Because this action does not create any new requirements but simply
includes additional information into the SIP, I certify that it does
not have a significant impact on any small entities. Moreover, due to
the nature of the Federal-state relationship under the CAA, preparation
of a regulatory flexibility analysis would constitute Federal inquiry
into the economic reasonableness of state action. The CAA forbids EPA
to base its actions concerning SIPs on such grounds. Union Electric Co.
v.
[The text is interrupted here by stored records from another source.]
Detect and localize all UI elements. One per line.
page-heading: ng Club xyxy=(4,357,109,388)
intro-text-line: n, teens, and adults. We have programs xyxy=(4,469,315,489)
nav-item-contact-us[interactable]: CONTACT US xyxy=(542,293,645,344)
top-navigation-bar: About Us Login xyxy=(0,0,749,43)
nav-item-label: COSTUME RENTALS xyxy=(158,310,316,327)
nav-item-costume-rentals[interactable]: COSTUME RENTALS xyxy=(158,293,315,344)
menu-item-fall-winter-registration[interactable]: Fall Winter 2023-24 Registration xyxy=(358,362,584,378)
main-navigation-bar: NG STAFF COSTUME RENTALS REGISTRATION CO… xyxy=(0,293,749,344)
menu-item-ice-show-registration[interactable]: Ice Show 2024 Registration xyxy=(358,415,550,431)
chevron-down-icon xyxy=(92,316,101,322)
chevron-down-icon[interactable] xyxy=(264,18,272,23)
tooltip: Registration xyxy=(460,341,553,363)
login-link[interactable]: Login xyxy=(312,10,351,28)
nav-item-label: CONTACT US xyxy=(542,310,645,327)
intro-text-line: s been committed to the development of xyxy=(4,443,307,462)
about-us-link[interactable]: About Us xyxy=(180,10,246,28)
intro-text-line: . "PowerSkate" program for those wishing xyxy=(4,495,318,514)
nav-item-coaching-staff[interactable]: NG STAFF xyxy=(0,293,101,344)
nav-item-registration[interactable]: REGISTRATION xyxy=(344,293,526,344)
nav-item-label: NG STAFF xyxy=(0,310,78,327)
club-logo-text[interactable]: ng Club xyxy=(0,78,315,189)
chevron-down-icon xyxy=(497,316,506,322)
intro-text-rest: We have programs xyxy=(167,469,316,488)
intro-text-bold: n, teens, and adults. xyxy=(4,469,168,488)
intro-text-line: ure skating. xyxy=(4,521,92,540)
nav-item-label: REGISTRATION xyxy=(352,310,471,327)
U.S. E.P.A., 427 U.S. 246, 256-66 (S. Ct. 1976); 42 U.S.C.
7410(a)(2).
The OMB has exempted this action from review under Executive Order
12866.
List of Subjects in 40 CFR Part 52
Environmental protection, Air pollution control, Hydrocarbons,
Incorporation by reference, Intergovernmental relations, Ozone,
Reporting and recordkeeping requirements, Volatile organic compounds.
Dated: December 15, 1994.
David P. HoweKamp,
Acting Regional Administrator.
Subpart F of part 52, chapter I, title 40 of the Code of Federal
Regulations is amended as follows:
PART 52--[AMENDED]
1. The authority citation for Part 52 continues to read as follows:
Authority: 42 U.S.C. 7401-7671q.
Subpart F--California
2. Section 52.220 is amended by adding paragraph (c)(200)(ii) to
read as follows:
Sec. 52.220 Identification of Plan.
* * * * *
(c) * * *
(200) * * *
(ii) Additional material.
(A) Negative Declarations for the Mojave Desert Air Quality
Management District for the following Volatile Organic Compound
Sources: Natural Gas and Gasoline Processing Equipment and Chemical
Processing and Manufacturing, adopted on May 25, 1994.